We track two reliability-oriented outcomes here:

  • whether the system retrieves relevant evidence

  • whether it abstains on unsupported questions instead of pretending to know

def recall_at_k(retrieved_doc_ids, relevant_doc_ids, k=3):
    if not relevant_doc_ids:
        return 1.0
    hits = sum(1 for doc_id in retrieved_doc_ids[:k] if doc_id in relevant_doc_ids)
    return hits / max(1, len(relevant_doc_ids))

rows = []
for item in benchmark:
    baseline = baseline_answer(item["question"])
    corrective = corrective_answer(item["question"])

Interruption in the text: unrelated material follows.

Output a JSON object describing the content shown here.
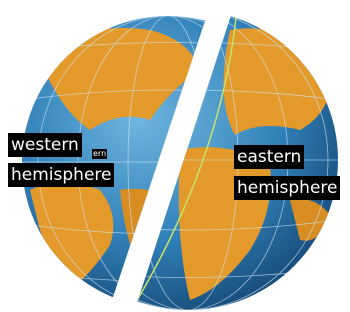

    for name, result in [("baseline", baseline), ("corrective", corrective)]:
        abstain_success = 1 if (item["allow_abstain"] and result["status"] == "abstain") else 0
        rows.append(
            {
                "question": item["question"],
                "category": item["category"],
                "variant": name,
                "retrieved": result["retrieved"],
                "status": result["status"],
                "score": round(result["score"], 3),
                "recall@3": round(recall_at_k(result["retrieved"], item["relevant_docs"], k=3), 3),
                "abstain_success": abstain_success,
            }
        )

evaluation_df = pd.DataFrame(rows)
evaluation_df
question category variant retrieved status score recall@3 abstain_success
0 How should a RAG system behave when evidence i... reliability baseline [doc_abstain_policy, doc_retrieval_grading, do... answer 0.690 1.0 0
1 How should a RAG system behave when evidence i... reliability corrective [doc_abstain_policy, doc_retrieval_grading, do... answer 0.690 1.0 0
2 How can I improve an underspecified retrieval ... query_fix baseline [doc_hyde, doc_query_rewrite, doc_retrieval_gr... answer 0.292 1.0 0
3 How can I improve an underspecified retrieval ... query_fix corrective [doc_hyde, doc_query_rewrite, doc_retrieval_gr... answer 0.292 1.0 0
4 Who won the 2026 cricket world cup? unsupported baseline [doc_abstain_policy, doc_query_rewrite, doc_hyde] answer 0.000 1.0 0
5 Who won the 2026 cricket world cup? unsupported corrective [doc_abstain_policy, doc_query_rewrite, doc_hyde] abstain 0.000 1.0 1
summary_df = (
    evaluation_df.groupby("variant")[["recall@3", "abstain_success", "score"]]
    .mean()
    .sort_values(by=["abstain_success", "recall@3", "score"], ascending=False)
)
summary_df
recall@3 abstain_success score
variant
corrective 1.0 0.333333 0.327333
baseline 1.0 0.000000 0.327333

4. What This Notebook TeachesΒΆ

A corrective loop is useful when the problem is not just ranking, but whether the system should answer at all.

The main lesson is simple:

  • retrieve first

  • grade evidence quality

  • retry when retrieval is weak

  • abstain when evidence is still not trustworthy

That is often a better reliability upgrade than adding more generation complexity.